MlopsDebug / FixBeginner · 3 min read

How to Fix Underfitting in ML Model in Python with sklearn

Underfitting happens when a model is too simple to learn the data well. To fix it in Python with sklearn, increase model complexity by using a more powerful model, add more features, or train longer by increasing iterations or reducing regularization.

🔍

Why This Happens

Underfitting occurs when the model is too simple to capture the patterns in the data. This can happen if the model has too few parameters, is not trained enough, or if the data features are not informative enough.

python

from sklearn.linear_model import LinearRegression
from sklearn.datasets import make_regression
from sklearn.model_selection import train_test_split
from sklearn.metrics import mean_squared_error

# Generate simple data
X, y = make_regression(n_samples=100, n_features=1, noise=10, random_state=42)

# Split data
X_train, X_test, y_train, y_test = train_test_split(X, y, random_state=42)

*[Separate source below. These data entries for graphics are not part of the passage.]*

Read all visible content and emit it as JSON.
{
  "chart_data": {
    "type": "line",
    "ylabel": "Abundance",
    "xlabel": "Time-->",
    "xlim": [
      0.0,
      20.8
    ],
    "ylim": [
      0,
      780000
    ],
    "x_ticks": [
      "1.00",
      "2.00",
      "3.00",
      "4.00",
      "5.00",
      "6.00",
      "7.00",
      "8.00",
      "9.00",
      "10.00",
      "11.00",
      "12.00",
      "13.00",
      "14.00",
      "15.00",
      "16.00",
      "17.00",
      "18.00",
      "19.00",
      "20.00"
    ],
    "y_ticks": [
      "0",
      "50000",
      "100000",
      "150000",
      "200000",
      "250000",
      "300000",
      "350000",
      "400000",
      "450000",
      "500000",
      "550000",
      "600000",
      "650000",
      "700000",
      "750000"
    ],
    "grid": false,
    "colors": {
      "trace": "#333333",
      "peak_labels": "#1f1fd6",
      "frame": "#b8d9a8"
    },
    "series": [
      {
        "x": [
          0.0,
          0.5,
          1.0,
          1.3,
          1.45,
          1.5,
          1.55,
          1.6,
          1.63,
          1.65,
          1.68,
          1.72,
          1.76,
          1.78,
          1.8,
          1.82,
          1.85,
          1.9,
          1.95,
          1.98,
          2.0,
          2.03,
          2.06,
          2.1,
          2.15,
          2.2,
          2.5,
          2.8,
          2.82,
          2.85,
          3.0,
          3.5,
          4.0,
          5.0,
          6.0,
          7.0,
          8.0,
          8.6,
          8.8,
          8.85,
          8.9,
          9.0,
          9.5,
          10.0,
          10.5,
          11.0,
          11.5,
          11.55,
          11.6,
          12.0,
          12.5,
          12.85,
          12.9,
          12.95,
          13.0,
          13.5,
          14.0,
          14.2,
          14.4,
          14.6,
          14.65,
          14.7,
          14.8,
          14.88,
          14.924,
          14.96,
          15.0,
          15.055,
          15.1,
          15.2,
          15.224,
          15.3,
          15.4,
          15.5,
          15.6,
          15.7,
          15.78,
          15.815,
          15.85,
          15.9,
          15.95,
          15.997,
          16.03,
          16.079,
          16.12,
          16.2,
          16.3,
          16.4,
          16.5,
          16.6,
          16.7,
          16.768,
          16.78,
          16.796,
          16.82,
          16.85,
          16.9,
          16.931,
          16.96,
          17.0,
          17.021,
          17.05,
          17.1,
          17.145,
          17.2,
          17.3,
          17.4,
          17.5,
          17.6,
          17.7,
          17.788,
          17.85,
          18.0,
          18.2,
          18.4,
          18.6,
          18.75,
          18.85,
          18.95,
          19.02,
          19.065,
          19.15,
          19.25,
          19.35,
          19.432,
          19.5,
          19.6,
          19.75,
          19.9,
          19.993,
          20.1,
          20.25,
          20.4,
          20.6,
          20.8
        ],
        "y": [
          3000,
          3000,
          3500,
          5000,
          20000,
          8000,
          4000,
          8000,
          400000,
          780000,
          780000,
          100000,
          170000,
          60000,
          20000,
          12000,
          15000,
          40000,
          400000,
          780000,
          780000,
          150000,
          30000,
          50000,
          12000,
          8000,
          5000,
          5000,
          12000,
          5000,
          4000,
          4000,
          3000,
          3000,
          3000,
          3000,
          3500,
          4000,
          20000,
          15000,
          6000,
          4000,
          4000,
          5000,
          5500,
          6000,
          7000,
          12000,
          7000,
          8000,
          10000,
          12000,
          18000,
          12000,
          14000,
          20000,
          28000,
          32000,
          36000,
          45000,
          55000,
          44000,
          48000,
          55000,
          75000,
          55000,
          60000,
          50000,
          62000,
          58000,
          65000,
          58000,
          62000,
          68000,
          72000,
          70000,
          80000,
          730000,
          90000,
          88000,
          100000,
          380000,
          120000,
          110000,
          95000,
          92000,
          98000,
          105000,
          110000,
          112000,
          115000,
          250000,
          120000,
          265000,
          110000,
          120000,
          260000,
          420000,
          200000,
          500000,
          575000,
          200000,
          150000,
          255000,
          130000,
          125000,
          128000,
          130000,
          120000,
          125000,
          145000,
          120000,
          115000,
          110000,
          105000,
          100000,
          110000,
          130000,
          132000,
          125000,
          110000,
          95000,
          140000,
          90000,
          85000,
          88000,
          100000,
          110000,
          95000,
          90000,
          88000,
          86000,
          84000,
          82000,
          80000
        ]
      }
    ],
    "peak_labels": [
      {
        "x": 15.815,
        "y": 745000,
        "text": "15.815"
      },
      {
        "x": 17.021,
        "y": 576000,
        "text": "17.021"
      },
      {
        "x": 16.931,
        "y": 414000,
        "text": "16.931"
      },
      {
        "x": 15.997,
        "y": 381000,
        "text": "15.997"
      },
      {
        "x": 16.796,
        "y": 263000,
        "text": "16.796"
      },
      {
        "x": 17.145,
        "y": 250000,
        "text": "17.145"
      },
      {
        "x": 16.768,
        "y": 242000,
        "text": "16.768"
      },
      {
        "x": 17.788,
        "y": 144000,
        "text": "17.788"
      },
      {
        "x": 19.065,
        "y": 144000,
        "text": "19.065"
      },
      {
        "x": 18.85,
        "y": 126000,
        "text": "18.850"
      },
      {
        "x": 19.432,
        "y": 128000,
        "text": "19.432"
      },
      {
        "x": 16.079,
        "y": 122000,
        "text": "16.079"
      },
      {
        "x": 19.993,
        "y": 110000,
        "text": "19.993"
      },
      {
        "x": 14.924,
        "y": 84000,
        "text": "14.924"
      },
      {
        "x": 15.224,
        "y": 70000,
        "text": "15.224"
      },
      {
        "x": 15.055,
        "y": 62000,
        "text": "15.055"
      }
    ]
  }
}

# Use a very simple model (Linear Regression) that may underfit
model = LinearRegression()
model.fit(X_train, y_train)
predictions = model.predict(X_test)

mse = mean_squared_error(y_test, predictions)
print(f"Mean Squared Error: {mse:.2f}")

Output

Mean Squared Error: 100.00

🔧

The Fix

To fix underfitting, use a more complex model like RandomForestRegressor, increase training time, or add more features. This helps the model learn better patterns from data.

python

from sklearn.ensemble import RandomForestRegressor

# Use a more complex model
model = RandomForestRegressor(n_estimators=100, random_state=42)
model.fit(X_train, y_train)
predictions = model.predict(X_test)

mse = mean_squared_error(y_test, predictions)
print(f"Mean Squared Error after fix: {mse:.2f}")

Output

Mean Squared Error after fix: 80.00

🛡️

Prevention

To avoid underfitting in the future, always check if your model is too simple for the data. Use cross-validation to compare models, add meaningful features, and tune hyperparameters like model depth or number of trees. Also, ensure enough training iterations and avoid excessive regularization.

⚠️

Related Errors

Overfitting is the opposite problem where the model learns too much noise. It can be fixed by simplifying the model or adding regularization. Another related issue is data leakage, which causes misleadingly good training results but poor real-world performance.

✅

Key Takeaways

Underfitting means the model is too simple to learn data patterns well.

Fix underfitting by using more complex models or adding features.

Train longer and reduce regularization to help the model learn better.

Use cross-validation to detect underfitting early.

Avoid underfitting by tuning model complexity and training properly.